Comment le village a cru vivre un bombardement
Premier à prendre la parole pour les allocutions clôturant la cérémonie, le maire de Breil, Sébastien Olharan, a livré un témoignage poignant. Au point de perdre, parfois, la clarté de sa voix.
« Il y a des événements qui marquent plusieurs générations, qui représentent un point de rupture, qui installent la conviction qu’il y avait un avant et qu’il y a un après », introduit-il, conscient que les 2 et 3 octobre 2020 sont de ceux-là. « Comment oublier les instants où tout a basculé ? Il suffit d’une image, d’une évocation, d’un bruit pour que rejaillissent les souvenirs », lâche le jeune élu. Optant pour une énumération à la Perec : je me souviens… Le message annonçant l’alerte météo, la salle du conseil transformée en cellule de crise, la question que tout le monde s’est posée – peut-être estce une vigilance pour rien –, la sirène retentissant à 11 h 30 pour inciter les gens à rester chez eux, les rafales de vent, les toitures emportées, la voix d’un sapeur-pompier lui intimant de porter un casque ou de se glisser dans une voiture face au danger, les premières évacuations, la création d’un centre d’hébergement d’urgence, la commune plongée dans le noir, les certitudes brisées.
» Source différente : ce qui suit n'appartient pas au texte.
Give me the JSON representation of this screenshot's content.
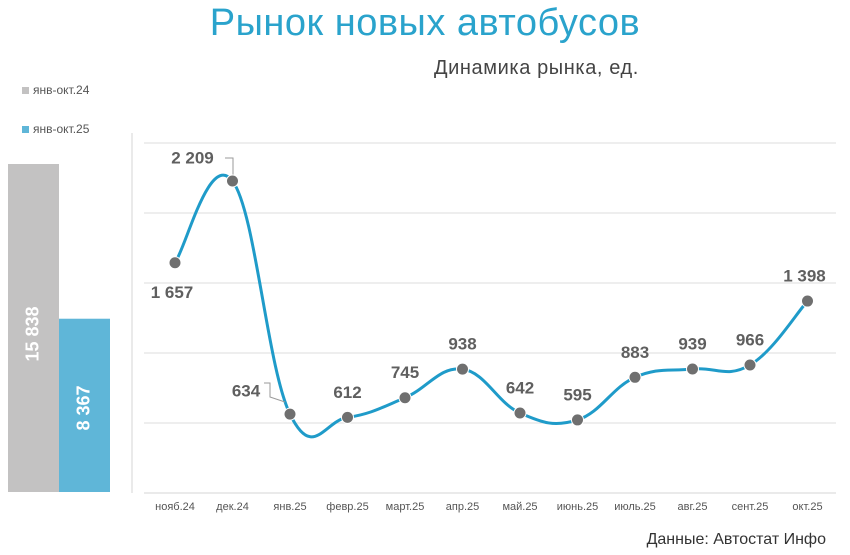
{
  "title": "Рынок новых автобусов",
  "subtitle": "Динамика рынка, ед.",
  "source": "Данные: Автостат Инфо",
  "colors": {
    "accent": "#2aa3cc",
    "line": "#1f9bc9",
    "marker": "#6f6f6f",
    "bar_prev": "#c3c2c2",
    "bar_curr": "#5fb6d8",
    "label": "#5f5f5f"
  },
  "chart_data": [
    {
      "type": "bar",
      "series": [
        {
          "name": "янв-окт.24",
          "value": 15838,
          "label": "15 838"
        },
        {
          "name": "янв-окт.25",
          "value": 8367,
          "label": "8 367"
        }
      ]
    },
    {
      "type": "line",
      "categories": [
        "нояб.24",
        "дек.24",
        "янв.25",
        "февр.25",
        "март.25",
        "апр.25",
        "май.25",
        "июнь.25",
        "июль.25",
        "авг.25",
        "сент.25",
        "окт.25"
      ],
      "values": [
        1657,
        2209,
        634,
        612,
        745,
        938,
        642,
        595,
        883,
        939,
        966,
        1398
      ],
      "labels": [
        "1 657",
        "2 209",
        "634",
        "612",
        "745",
        "938",
        "642",
        "595",
        "883",
        "939",
        "966",
        "1 398"
      ],
      "grid": true
    }
  ]
}
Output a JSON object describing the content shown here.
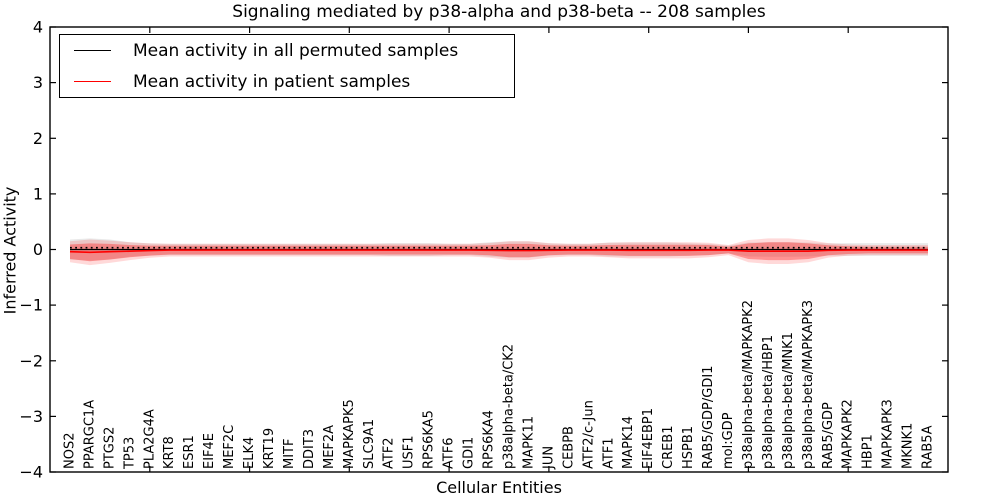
{
  "chart_data": {
    "type": "line",
    "title": "Signaling mediated by p38-alpha and p38-beta -- 208 samples",
    "xlabel": "Cellular Entities",
    "ylabel": "Inferred Activity",
    "ylim": [
      -4,
      4
    ],
    "yticks": [
      -4,
      -3,
      -2,
      -1,
      0,
      1,
      2,
      3,
      4
    ],
    "grid": false,
    "legend": {
      "position": "upper left",
      "entries": [
        {
          "label": "Mean activity in all permuted samples",
          "color": "#000000"
        },
        {
          "label": "Mean activity in patient samples",
          "color": "#ff0000"
        }
      ]
    },
    "categories": [
      "NOS2",
      "PPARGC1A",
      "PTGS2",
      "TP53",
      "PLA2G4A",
      "KRT8",
      "ESR1",
      "EIF4E",
      "MEF2C",
      "ELK4",
      "KRT19",
      "MITF",
      "DDIT3",
      "MEF2A",
      "MAPKAPK5",
      "SLC9A1",
      "ATF2",
      "USF1",
      "RPS6KA5",
      "ATF6",
      "GDI1",
      "RPS6KA4",
      "p38alpha-beta/CK2",
      "MAPK11",
      "JUN",
      "CEBPB",
      "ATF2/c-Jun",
      "ATF1",
      "MAPK14",
      "EIF4EBP1",
      "CREB1",
      "HSPB1",
      "RAB5/GDP/GDI1",
      "mol:GDP",
      "p38alpha-beta/MAPKAPK2",
      "p38alpha-beta/HBP1",
      "p38alpha-beta/MNK1",
      "p38alpha-beta/MAPKAPK3",
      "RAB5/GDP",
      "MAPKAPK2",
      "HBP1",
      "MAPKAPK3",
      "MKNK1",
      "RAB5A"
    ],
    "series": [
      {
        "name": "Mean activity in all permuted samples",
        "color": "#000000",
        "style": "solid-with-dotted-overlay",
        "values": [
          0,
          0,
          0,
          0,
          0,
          0,
          0,
          0,
          0,
          0,
          0,
          0,
          0,
          0,
          0,
          0,
          0,
          0,
          0,
          0,
          0,
          0,
          0,
          0,
          0,
          0,
          0,
          0,
          0,
          0,
          0,
          0,
          0,
          0,
          0,
          0,
          0,
          0,
          0,
          0,
          0,
          0,
          0,
          0
        ],
        "band_half_width": [
          0.18,
          0.2,
          0.18,
          0.13,
          0.11,
          0.1,
          0.1,
          0.1,
          0.1,
          0.1,
          0.1,
          0.1,
          0.1,
          0.1,
          0.1,
          0.1,
          0.115,
          0.115,
          0.115,
          0.1,
          0.1,
          0.13,
          0.145,
          0.145,
          0.11,
          0.1,
          0.1,
          0.125,
          0.125,
          0.125,
          0.125,
          0.11,
          0.1,
          0.07,
          0.125,
          0.13,
          0.13,
          0.125,
          0.11,
          0.115,
          0.115,
          0.115,
          0.115,
          0.115
        ],
        "band_color": "#999999",
        "band_opacity": 0.22
      },
      {
        "name": "Mean activity in patient samples",
        "color": "#ff0000",
        "style": "solid",
        "values": [
          -0.04,
          -0.05,
          -0.04,
          -0.03,
          -0.02,
          -0.01,
          -0.01,
          -0.01,
          -0.01,
          -0.01,
          -0.01,
          -0.01,
          -0.01,
          -0.01,
          -0.01,
          -0.01,
          -0.01,
          -0.01,
          -0.01,
          -0.01,
          -0.01,
          -0.015,
          -0.02,
          -0.02,
          -0.015,
          -0.01,
          -0.01,
          -0.01,
          -0.015,
          -0.015,
          -0.015,
          -0.015,
          -0.01,
          -0.01,
          -0.03,
          -0.03,
          -0.03,
          -0.03,
          -0.015,
          -0.01,
          -0.01,
          -0.01,
          -0.01,
          -0.01
        ],
        "band_half_width_inner": [
          0.13,
          0.16,
          0.14,
          0.11,
          0.09,
          0.08,
          0.08,
          0.08,
          0.08,
          0.08,
          0.08,
          0.08,
          0.08,
          0.08,
          0.08,
          0.08,
          0.08,
          0.08,
          0.08,
          0.08,
          0.08,
          0.09,
          0.12,
          0.12,
          0.09,
          0.08,
          0.08,
          0.09,
          0.1,
          0.1,
          0.1,
          0.1,
          0.09,
          0.06,
          0.14,
          0.16,
          0.16,
          0.14,
          0.09,
          0.07,
          0.06,
          0.06,
          0.06,
          0.06
        ],
        "band_half_width_outer": [
          0.19,
          0.23,
          0.2,
          0.16,
          0.13,
          0.115,
          0.115,
          0.115,
          0.115,
          0.115,
          0.115,
          0.115,
          0.115,
          0.115,
          0.115,
          0.115,
          0.115,
          0.115,
          0.115,
          0.115,
          0.115,
          0.13,
          0.17,
          0.17,
          0.13,
          0.115,
          0.115,
          0.13,
          0.145,
          0.145,
          0.145,
          0.145,
          0.13,
          0.09,
          0.2,
          0.23,
          0.23,
          0.2,
          0.13,
          0.1,
          0.09,
          0.09,
          0.09,
          0.09
        ],
        "band_color": "#ff0000",
        "band_opacity_inner": 0.32,
        "band_opacity_outer": 0.15
      }
    ]
  }
}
Les sales nouvelles qui tombent, aussi : un sauvetage en cours au Gavas, une voiture avec des gens à bord qui se serait engouffrée dans le barrage, un couple au sud du village emporté avec sa maison.
Puis la rupture des connexions avec le reste du monde, la place Biancheri couverte d’une montagne de boue, l’angoisse, la peur, « les sourires crispés se voulant rassurants » .Et, aux premières lueurs du jour, la vue d’habitants disséminés, l’air hagard, des amas de pierres, de déchets et d’épaves, la confirmation que trois Breillois – David Ravnholt, Louis et Anne-Marie Sabatini – ont péri. Le sentiment d’avoir essuyé un bombardement. Mais aussi une immense solidarité, la « chance de pouvoir compter sur une population patiente, compréhensive, responsable ». Et une certitude : c’est en restant « unis et debout » que Breil et la Roya se relèveront pour de bon.